Мне не очень хотелось читать вслух, но я все же открыл книжку и начал читать, дойдя до строк:
Моя любовь как пленница была
И в муках отдавалась и брала
И боль свила гнездо в ее глубинах,
Я с опаской посмотрел на моего слушателя.
— Тебе интересно? — осторожно спросил я.
— Да, — неожиданно ответил Харди, — Давай дальше.
Я продолжил чтение. Читать пришлось до конца. Он слушал молча, очень внимательно и лишь изредка по едва заметному движению его бровей или улыбке, я мог догадываться, что он вполне проникся красотой этого произведения. Я прочел последнюю строку и замолчал в ожидании комментариев.
— А кто он был этот…? — Крис пытался припомнить имя одного из героев.
— Адриан? — подсказал я, — император Рима.
— Нет, — возразил Харди, — другой тоже на «А»?
— Антиной? — переспросил я, и он кивнул, — это был самый красивый юноша того времени, греческого происхождения, он утонул в Ниле, несчастный случай, Адриан страшно переживал эту трагедию.
— А ты? — вдруг спросил Харди, взяв меня за руку и с силой притянув к себе.
— Что я? — спросил я, не понимая смысла его вопроса.
— Ты бы что делал на его месте? — продолжал спрашивать Харди.

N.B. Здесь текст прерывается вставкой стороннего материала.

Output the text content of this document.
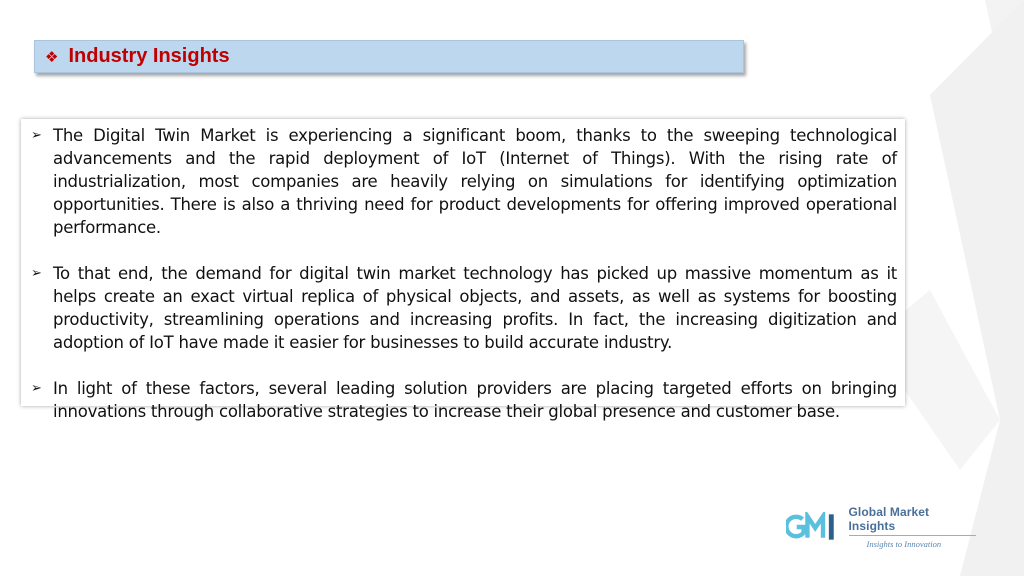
❖ Industry Insights
➢ The Digital Twin Market is experiencing a significant boom, thanks to the sweeping technological advancements and the rapid deployment of IoT (Internet of Things). With the rising rate of industrialization, most companies are heavily relying on simulations for identifying optimization opportunities. There is also a thriving need for product developments for offering improved operational performance.
➢ To that end, the demand for digital twin market technology has picked up massive momentum as it helps create an exact virtual replica of physical objects, and assets, as well as systems for boosting productivity, streamlining operations and increasing profits. In fact, the increasing digitization and adoption of IoT have made it easier for businesses to build accurate industry.
➢ In light of these factors, several leading solution providers are placing targeted efforts on bringing innovations through collaborative strategies to increase their global presence and customer base.
Global Market Insights
Insights to Innovation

— Я не знаю, поставил бы памятник, — я невольно усмехнулся, — так обычно и делалось, отпусти меня, — я попытался освободиться и встать. Но он не дал мне этого сделать.
— Куда спешишь? — спросил он меня, глядя на меня с откровенной угрозой, и что-то жуткое полыхнуло в его глазах.
Я молчал, потому что не знал, что отвечать.
— Я хочу заниматься с тобой любовью, — сказал он с абсолютно беспомощным выражением лица, странно контрастировавшим с его не терпящим возражений тоном. И внезапно почти гневно добавил, — Почему это я тебя прошу, это ты должен просить.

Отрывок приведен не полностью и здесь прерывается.